Open-domain question answering relies on efficient passage retrieval to select candidate contexts, where traditional sparse vector space models, such as TF-IDF or BM25, are the de facto method. In this work, we show that retrieval can be practically implemented using dense representations alone, where embeddings are learned from a small number of questions and passages by a simple dual-encoder framework. When evaluated on a wide range of open-domain QA datasets, our dense retriever outperforms a strong Lucene-BM25 system largely by 9%-19% absolute in terms of top-20 passage retrieval accuracy, and helps our end-to-end QA system establish new state-of-the-art on multiple open-domain QA benchmarks. https://arxiv.org/abs/2004.04906 (DeepL) Open domain question answering relies on efficient sentence retrieval to select candidate contexts, and traditional sparse vector space models such as TF-IDF and BM25 are the de facto methods. In this study, we show that learning embeddings from a small number of questions and sentences via a simple dual-encoder framework allows practical implementation of retrieval using only dense representations. When evaluated on a wide range of open-domain QA datasets, our dense search significantly outperforms the powerful Lucene-BM25 system in terms of retrieval accuracy for the top 20 passages by 9%-19% absolute, indicating that our end-to-end QA system can be used in multiple open-domain QA benchmarks to help establish a new state-of-the-art.

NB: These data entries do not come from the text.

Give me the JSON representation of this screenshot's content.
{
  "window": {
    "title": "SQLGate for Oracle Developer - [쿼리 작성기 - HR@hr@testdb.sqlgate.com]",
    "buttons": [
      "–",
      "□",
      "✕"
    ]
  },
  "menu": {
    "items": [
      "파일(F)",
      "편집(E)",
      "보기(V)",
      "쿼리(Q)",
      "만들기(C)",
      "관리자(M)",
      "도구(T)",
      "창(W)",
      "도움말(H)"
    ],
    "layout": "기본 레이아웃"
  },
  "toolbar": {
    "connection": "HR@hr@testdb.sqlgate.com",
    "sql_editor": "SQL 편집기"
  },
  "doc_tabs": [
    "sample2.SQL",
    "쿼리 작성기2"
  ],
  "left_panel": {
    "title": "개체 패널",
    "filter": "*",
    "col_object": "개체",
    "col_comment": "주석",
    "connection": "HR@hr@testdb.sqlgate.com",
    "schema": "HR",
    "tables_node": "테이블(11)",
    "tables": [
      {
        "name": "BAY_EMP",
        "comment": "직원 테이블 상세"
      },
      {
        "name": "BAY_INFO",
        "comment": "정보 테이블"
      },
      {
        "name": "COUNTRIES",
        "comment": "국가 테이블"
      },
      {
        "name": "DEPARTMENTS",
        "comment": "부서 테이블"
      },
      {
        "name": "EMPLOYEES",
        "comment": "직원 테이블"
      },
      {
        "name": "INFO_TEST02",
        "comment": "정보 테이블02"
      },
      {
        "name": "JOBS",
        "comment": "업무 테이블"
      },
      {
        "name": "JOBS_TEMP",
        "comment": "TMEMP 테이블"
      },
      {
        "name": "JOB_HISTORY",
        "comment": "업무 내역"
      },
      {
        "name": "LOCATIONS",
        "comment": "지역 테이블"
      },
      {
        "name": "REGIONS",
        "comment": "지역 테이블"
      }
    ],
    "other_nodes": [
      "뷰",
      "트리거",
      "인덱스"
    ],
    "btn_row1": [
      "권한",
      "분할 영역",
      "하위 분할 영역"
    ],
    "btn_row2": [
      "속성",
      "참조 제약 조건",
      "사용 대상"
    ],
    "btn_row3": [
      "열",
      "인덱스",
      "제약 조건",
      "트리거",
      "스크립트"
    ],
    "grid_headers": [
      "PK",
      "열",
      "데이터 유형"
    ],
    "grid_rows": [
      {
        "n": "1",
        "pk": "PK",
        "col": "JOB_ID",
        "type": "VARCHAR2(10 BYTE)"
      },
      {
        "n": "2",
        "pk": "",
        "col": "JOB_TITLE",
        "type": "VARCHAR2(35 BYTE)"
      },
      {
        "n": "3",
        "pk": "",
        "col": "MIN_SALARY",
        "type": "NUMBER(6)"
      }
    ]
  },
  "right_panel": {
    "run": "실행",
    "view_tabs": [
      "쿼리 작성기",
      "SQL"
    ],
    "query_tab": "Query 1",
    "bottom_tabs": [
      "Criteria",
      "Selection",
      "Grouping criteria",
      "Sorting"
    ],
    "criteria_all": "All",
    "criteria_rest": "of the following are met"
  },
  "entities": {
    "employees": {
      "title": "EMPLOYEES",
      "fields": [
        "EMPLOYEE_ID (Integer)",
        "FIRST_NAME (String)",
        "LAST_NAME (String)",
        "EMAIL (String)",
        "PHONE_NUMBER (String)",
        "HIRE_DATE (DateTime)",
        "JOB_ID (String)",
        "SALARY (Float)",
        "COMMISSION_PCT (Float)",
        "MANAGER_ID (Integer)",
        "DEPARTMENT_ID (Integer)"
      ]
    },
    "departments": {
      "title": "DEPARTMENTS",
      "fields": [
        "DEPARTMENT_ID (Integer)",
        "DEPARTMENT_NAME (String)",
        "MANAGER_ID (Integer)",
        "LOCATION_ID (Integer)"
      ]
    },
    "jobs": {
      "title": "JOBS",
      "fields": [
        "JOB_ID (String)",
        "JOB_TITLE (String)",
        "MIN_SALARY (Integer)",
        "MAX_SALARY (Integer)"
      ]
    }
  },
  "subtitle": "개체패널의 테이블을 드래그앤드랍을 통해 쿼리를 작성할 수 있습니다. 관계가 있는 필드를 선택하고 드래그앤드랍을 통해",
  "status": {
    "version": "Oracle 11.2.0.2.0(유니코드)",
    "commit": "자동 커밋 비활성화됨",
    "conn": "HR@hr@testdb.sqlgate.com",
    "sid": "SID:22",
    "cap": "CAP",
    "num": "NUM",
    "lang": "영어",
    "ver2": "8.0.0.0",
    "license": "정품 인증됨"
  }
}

DPR Dense Passage Retrieval Dense Passage Retriever

Validation of DPR in Open Domain QA PDF [AI Shift Advent Calendar 2022 Presentation at the 13th Symposium on Interactive Systems | AI Shift Inc.

Two-Tower model https://www.youtube.com/watch?v=3giqIW2pIW4 [Report The recommendation model behind Google’s Two- Tower” and Vector Neighborhood Search TechnologyGoogleCloudDay | DevelopersIO]


This page is auto-translated from [/nishio/Dense Passage Retrieval for Open-Domain Question Answering](https://scrapbox.io/nishio/Dense Passage Retrieval for Open-Domain Question Answering) using DeepL. If you looks something interesting but the auto-translated English is not good enough to understand it, feel free to let me know at @nishio_en. I’m very happy to spread my thought to non-Japanese readers.